Wouldn't it be ironic if it was these God-fearing Pentacostalists, and not
the Godless Communists, that turn people away from Christianity and towards
becoming Atheists?


#10 of 60 by brighn on Sat Oct 28 06:42:29 1995:

Why use the conditional, Bruin?

this is why *I* stopped being a Christian.  It had nothing to do with my
moderate Methodist father, it had to do with the guilt and horror of
the Religious Right.


#11 of 60 by bruin on Sat Oct 28 13:29:18 1995:

I talked with my mother this morning about these practices, and we both agree
that if we have to put up with this Religious Right crap in Heaven, we'd
rather be in Hell.  But then again, maybe what is Hell for me is Heaven for
them.  Anyway, to quote the late Frank Zappa, "If there's a Hell, it waits
for them; not for us!"


#12 of 60 by bjorn on Sat Oct 28 15:43:21 1995:

If there's a hell, I've already been there, for it exists in the physical
world.
Aren't Jack o' laterns really to help the poor spirit find his way?  That's
the way I learned about Jack's plight.


#13 of 60 by starwolf on Mon Oct 30 16:26:42 1995:

I believe that's right...I recently learned an incantation to welcome such
wayward individuals by candlelight...


#14 of 60 by val on Mon Oct 30 22:36:06 1995:

Random thoughts on
Cats used to be considered evil in Europe.  People would kill cats if they
could get there hands on them and in France they used to throw them
out of the window of some large public building on some holiday <if i 
remeber my facts straight>  This is why the Plague got such a hold on Europe.
Cats were't welcome around residences, so rats flourished, and the fleas
on the rats then spread the Plague.



#15 of 60 by brighn on Tue Oct 31 03:01:06 1995:

BUT, the witches kept cats, and hence didn't have as many problems with rats.
The witches were also poor, and hence ate a lot of old, MOLDY bread...
By "witches" I mean the folk who were social outcasts, who tended not to
be such devout Christians (when they were Christian at all...)

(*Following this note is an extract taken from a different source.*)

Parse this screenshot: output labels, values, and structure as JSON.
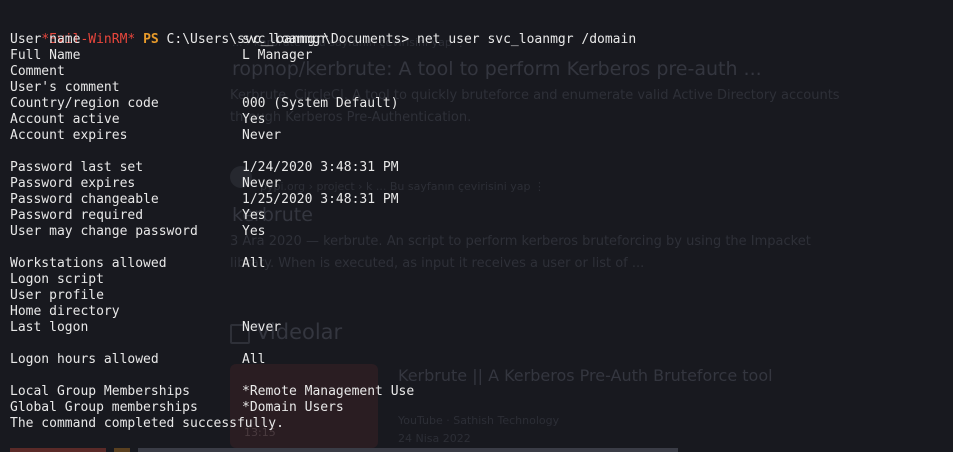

#16 of 60 by kami on Tue Oct 31 04:30:39 1995:

re: # 12- that's right.
re: # 13- would you post it, please, and the source?
re: # 15- bingo!!!  And of course, since disease came from demons, and 
witches were in league with demons, they wouldn't get sick, right?  Ick!

I agree that refuting that particular bit of misinformation (#0), which is
pretty close in many facts but chooses a warped interpretation, would be
kinda pointless.  However, I *did* write a longish refutation to a newspaper
in DesMoines, Iowa for a letter from a Lutheran minister of similar ilk.
I posted it to the Nemeton list, along with the letter to which I was 
responding.  I can go retrieve it if folks want.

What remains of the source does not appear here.